Bras de fer entre Nice et Koné 07/07/2008 08:00
Après Jimmy Briand, désireux de partir au PSG, Baky Koné, qui veut rejoindre l'Olympique de Marseille, a entamé un bras de fer avec son club, Nice. L'attaquant ivoirien n'est pas ainsi parti en stage avec ses coéquipiers dimanche. « Il devra assumer les conséquences de son action », a dit son président Maurice Cohen à la Provence. Koné a décidé d'user de ce moyen pour obliger l'OGC Nice à accepter la dernière proposition de l'OM (8,5 millions d'euros, plus 1 million de bonus). « On se rapproche, a déclaré Cohen, mais cela reste insuffisant. L'OM doit encore faire un effort, car sa proposition n'est pas recevable. À cette heure, Bakari reste dans notre effectif. » Les dirigeants niçois, qui veulent 12 millions, attendent plus d'autant qu'ils ont eu des propositions conformes de la part de du PSG et de Saint-Etienne. Mais pour Koné visiblement, c'est Marseille ou rien.

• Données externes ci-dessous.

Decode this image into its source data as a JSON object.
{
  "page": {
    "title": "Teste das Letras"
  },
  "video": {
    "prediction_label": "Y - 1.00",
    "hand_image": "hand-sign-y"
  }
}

En tous cas, le président de l'OM, Pape Diouf, compte rester sur son ultimatum. « Maurice Cohen ne m'a pas informé personnellement de sa décision. Mais ses propos m'ont été rapportés. Nous n'irons pas plus loin, c'était notre dernière offre. Nous ne pouvons pas nous permettre d'être aspirés dans une surenchère, ce n'est pas raisonnable», a lâché Diouf à la Provence. Qui cédera le premier ?

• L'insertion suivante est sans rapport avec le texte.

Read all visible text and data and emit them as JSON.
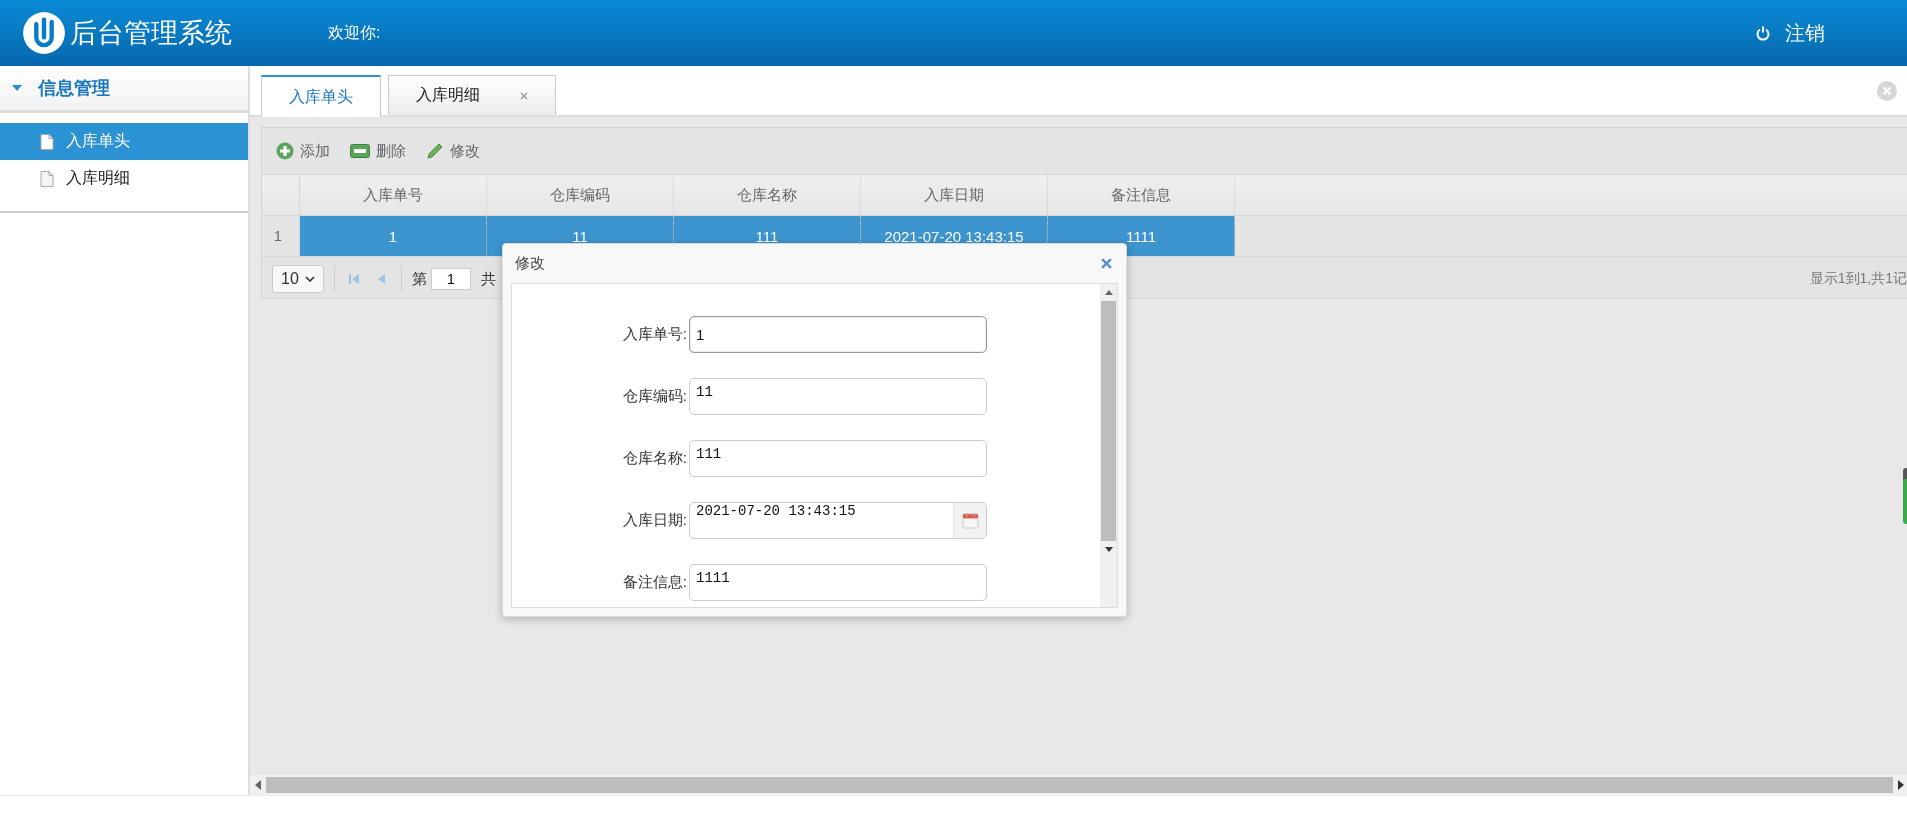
{
  "header": {
    "title": "后台管理系统",
    "welcome": "欢迎你:",
    "logout": "注销"
  },
  "sidebar": {
    "section": {
      "title": "信息管理",
      "expanded": true
    },
    "items": [
      {
        "label": "入库单头",
        "selected": true
      },
      {
        "label": "入库明细",
        "selected": false
      }
    ]
  },
  "tabs": [
    {
      "label": "入库单头",
      "selected": true,
      "closable": false
    },
    {
      "label": "入库明细",
      "selected": false,
      "closable": true
    }
  ],
  "toolbar": [
    {
      "kind": "add",
      "label": "添加"
    },
    {
      "kind": "delete",
      "label": "删除"
    },
    {
      "kind": "edit",
      "label": "修改"
    }
  ],
  "table": {
    "columns": [
      "入库单号",
      "仓库编码",
      "仓库名称",
      "入库日期",
      "备注信息"
    ],
    "rows": [
      {
        "number": "1",
        "cells": [
          "1",
          "11",
          "111",
          "2021-07-20 13:43:15",
          "1111"
        ],
        "selected": true
      }
    ]
  },
  "pager": {
    "page_size": "10",
    "page_prefix": "第",
    "page": "1",
    "page_suffix": "共",
    "summary": "显示1到1,共1记"
  },
  "dialog": {
    "title": "修改",
    "fields": [
      {
        "label": "入库单号:",
        "value": "1",
        "kind": "text",
        "focused": true
      },
      {
        "label": "仓库编码:",
        "value": "11",
        "kind": "text",
        "focused": false
      },
      {
        "label": "仓库名称:",
        "value": "111",
        "kind": "text",
        "focused": false
      },
      {
        "label": "入库日期:",
        "value": "2021-07-20 13:43:15",
        "kind": "date",
        "focused": false
      },
      {
        "label": "备注信息:",
        "value": "1111",
        "kind": "text",
        "focused": false
      }
    ]
  }
}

Antonetti : « Si l'OM n'a pas les moyens... »
Parti en stage avec un joueur de moins dans son groupe, l'entraîneur Frédéric Antonetti reste serein, histoire de ne pas jeter de l'huile sur le feu. « Je ne m'affole pas. Dans ce genre de circonstances il ne faut pas réagir de façon épidermique et je ne veux pas polémiquer. Mon souhait, c'est que les choses s'arrangent au mieux des intérêts de chacun», explique l'entraîneur dans l'Equipe de lundi. Pour autant, il défend la position de son club. « Je veux seulement dire que le prix qui a été fixé pour Baky correspond à sa valeur. Si l'OM n'a pas les moyens de s'offrir un tel joueur qui arrive dans la force de l'âge et qui est susceptible d'exploser et de briller en Ligue des champions, il n'y a pas de honte. On a recruté Koné en L2, on a fait un gros travail avec lui et cela a un prix... S'ils ne peuvent s'aligner aujourd'hui, on le gardera très volontiers et tout se passera peut-être très bien », confie Antonetti.